Tandis que les enfants congolais luttent pour se remettre des traumatismes générés par les violences subies dans leurs villages, leurs foyers et leurs écoles, la responsabilité première du gouvernement est d'assurer aux communautés qui ont perdu leurs infrastructures scolaires en raison de leur occupation et de leur utilisation par les forces gouvernementales et les groupes armés, les ressources pour réparer et reconstruire les établissements d'enseignement. Le gouvernement devrait aussi aider à protéger les enfants contre de futures incursions dans leurs écoles en adoptant des lois ou règlements interdisant explicitement aux forces et aux groupes armés l'utilisation et l'occupation des écoles, des cours de récréation ou autres installations scolaires d'une manière qui menacerait les civils ou les objets civils ou qui enfreindrait le droit des enfants à l'éducation en vertu du droit international relatif aux droits humains. Cela s'inscrirait dans le droit fil de la résolution 2225 du Conseil de sécurité des Nations Unies adoptée en juin 2015 qui encourage tous les États à prendre des mesures concrètes pour dissuader l'utilisation des écoles à des fins militaires.

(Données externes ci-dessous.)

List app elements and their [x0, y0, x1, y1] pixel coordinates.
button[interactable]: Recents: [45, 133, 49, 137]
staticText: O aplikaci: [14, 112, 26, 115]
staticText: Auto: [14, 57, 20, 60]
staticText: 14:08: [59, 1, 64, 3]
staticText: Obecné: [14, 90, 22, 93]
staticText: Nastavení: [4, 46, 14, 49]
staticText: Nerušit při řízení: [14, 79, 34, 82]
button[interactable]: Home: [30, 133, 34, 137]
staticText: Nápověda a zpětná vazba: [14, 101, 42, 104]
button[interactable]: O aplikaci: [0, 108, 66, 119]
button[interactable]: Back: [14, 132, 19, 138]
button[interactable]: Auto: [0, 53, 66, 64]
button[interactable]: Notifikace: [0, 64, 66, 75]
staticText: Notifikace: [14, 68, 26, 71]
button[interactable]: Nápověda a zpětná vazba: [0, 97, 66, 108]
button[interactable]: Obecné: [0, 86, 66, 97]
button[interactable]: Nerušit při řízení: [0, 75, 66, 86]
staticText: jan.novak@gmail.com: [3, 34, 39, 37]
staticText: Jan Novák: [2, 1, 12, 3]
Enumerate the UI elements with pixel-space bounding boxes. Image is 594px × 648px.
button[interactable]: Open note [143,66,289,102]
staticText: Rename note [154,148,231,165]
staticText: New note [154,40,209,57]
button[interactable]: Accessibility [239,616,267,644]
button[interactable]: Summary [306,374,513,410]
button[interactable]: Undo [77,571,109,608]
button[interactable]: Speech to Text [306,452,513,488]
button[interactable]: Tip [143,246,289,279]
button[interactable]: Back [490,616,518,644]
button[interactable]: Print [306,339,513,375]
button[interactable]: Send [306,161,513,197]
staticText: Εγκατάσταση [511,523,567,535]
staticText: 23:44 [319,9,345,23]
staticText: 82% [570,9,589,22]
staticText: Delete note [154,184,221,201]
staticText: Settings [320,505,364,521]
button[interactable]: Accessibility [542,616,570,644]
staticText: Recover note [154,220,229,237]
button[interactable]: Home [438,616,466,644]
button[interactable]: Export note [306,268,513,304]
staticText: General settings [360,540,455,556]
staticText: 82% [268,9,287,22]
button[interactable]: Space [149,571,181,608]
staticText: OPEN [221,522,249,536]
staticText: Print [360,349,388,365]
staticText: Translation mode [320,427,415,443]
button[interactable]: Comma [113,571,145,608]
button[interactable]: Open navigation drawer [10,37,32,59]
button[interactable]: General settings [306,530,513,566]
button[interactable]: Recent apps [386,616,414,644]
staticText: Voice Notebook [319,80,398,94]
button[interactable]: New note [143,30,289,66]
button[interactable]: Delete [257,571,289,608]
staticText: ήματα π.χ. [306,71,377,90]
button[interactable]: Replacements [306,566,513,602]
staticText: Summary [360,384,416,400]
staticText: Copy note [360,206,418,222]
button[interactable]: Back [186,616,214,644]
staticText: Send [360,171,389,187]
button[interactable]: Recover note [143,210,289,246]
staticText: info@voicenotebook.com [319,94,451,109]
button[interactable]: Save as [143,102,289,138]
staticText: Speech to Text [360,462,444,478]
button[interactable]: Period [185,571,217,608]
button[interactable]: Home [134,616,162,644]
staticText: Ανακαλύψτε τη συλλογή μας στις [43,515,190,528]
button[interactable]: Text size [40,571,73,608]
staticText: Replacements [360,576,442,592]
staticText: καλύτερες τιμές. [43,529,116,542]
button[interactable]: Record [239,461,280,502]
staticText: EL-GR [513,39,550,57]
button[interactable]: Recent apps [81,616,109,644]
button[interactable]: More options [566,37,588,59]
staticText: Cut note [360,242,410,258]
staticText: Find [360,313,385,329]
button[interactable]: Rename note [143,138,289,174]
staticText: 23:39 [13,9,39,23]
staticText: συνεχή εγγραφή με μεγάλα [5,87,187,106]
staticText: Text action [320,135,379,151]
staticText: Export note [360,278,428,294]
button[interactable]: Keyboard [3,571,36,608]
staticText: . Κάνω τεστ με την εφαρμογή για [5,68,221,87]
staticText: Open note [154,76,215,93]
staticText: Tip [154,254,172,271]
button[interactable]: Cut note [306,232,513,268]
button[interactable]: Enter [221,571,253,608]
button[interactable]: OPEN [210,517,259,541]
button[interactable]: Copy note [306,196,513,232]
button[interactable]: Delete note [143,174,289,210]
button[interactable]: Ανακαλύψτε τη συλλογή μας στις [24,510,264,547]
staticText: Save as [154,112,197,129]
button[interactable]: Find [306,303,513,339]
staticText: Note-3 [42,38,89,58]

Les groupes armés non étatiques devraient également adopter et publier des politiques visant à bannir l'utilisation des écoles par leurs forces. L'accès des enfants à l'éducation est plus souvent une lutte qu'un droit dans de nombreux
territoires de la RD Congo. Ramener les élèves à l'école est essentiel à la protection des enfants et devrait être au cœur des efforts visant à construire une paix durable au Congo.